Wrist arthroscopy has proved to be a valuable adjunct in the management of intra-articular distal radius fractures. Wrist arthroscopy allows visualization of the articular reduction under bright light and magnified conditions. Wrist arthroscopy combined with volar plating enables precise reduction of the articular surface, stabilization of the volar plate, and early range of motion. The importance of anatomic restoration of the articular surface has been confirmed by several studies.^11,12,14 Arthroscopic lavage of fracture hematoma and debris also can improve the patient’s final range of motion. Studies by Stewart and associates¹⁶ and Doi and colleagues¹⁷ showed improved range of motion in patients who underwent arthroscopic reduction compared with those who underwent open reduction alone.

Wrist arthroscopy enables detection and management of the soft tissue injuries that frequently are associated with intra-articular fractures of the distal radius.^2–6,18,19 Arthroscopic findings can establish the grade of severity of the injury and determine the type of surgical management needed for these soft tissue injuries.

It is much easier to manage an acute soft tissue lesion with a better prognosis than to undertake reconstruction of a chronic injury.
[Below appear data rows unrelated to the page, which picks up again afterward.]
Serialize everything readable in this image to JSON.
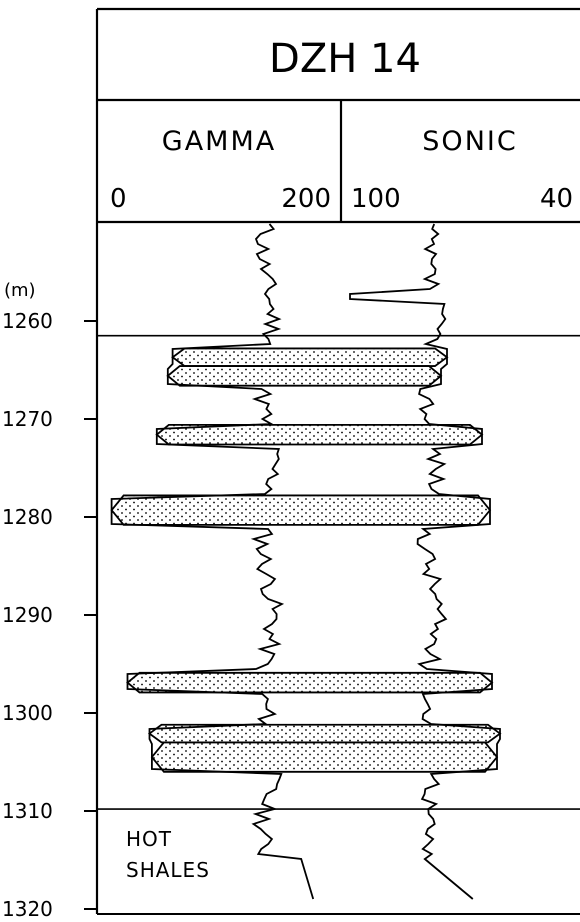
{
  "chart_data": {
    "type": "well-log",
    "title": "DZH 14",
    "depth_unit": "(m)",
    "depth_range": [
      1250,
      1320
    ],
    "depth_ticks": [
      1260,
      1270,
      1280,
      1290,
      1300,
      1310,
      1320
    ],
    "tracks": [
      {
        "name": "GAMMA",
        "scale_left": "0",
        "scale_right": "200"
      },
      {
        "name": "SONIC",
        "scale_left": "100",
        "scale_right": "40"
      }
    ],
    "horizons": [
      1261.5,
      1309.8
    ],
    "annotation": {
      "line1": "HOT",
      "line2": "SHALES"
    },
    "sand_beds": [
      {
        "top": 1262.8,
        "base": 1264.6,
        "gamma_min": 62,
        "sonic_max": 447
      },
      {
        "top": 1264.6,
        "base": 1266.6,
        "gamma_min": 58,
        "sonic_max": 441
      },
      {
        "top": 1270.6,
        "base": 1272.6,
        "gamma_min": 49,
        "sonic_max": 482
      },
      {
        "top": 1277.8,
        "base": 1280.8,
        "gamma_min": 12,
        "sonic_max": 490
      },
      {
        "top": 1295.9,
        "base": 1297.9,
        "gamma_min": 25,
        "sonic_max": 492
      },
      {
        "top": 1301.2,
        "base": 1303.0,
        "gamma_min": 43,
        "sonic_max": 500
      },
      {
        "top": 1303.0,
        "base": 1306.0,
        "gamma_min": 45,
        "sonic_max": 497
      }
    ]
  }
}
Tears of the triangular fibrocartilage complex are the most common type of soft tissue injury associated with fractures of the distal radius.²⁰ This may explain why some patients continue to complain of persistent ulnar-sided wrist pain despite an anatomic articular reduction seen on plain radiographs.

Wrist arthroscopy can help the surgeon in determining when and when not to stabilize a displaced large ulnar styloid fragment. When the articular disk is lax after restoration of the articular distal radius surface and no peripheral tear of the articular disk is identified, consideration should be given to stabilization of a large ulnar styloid fragment.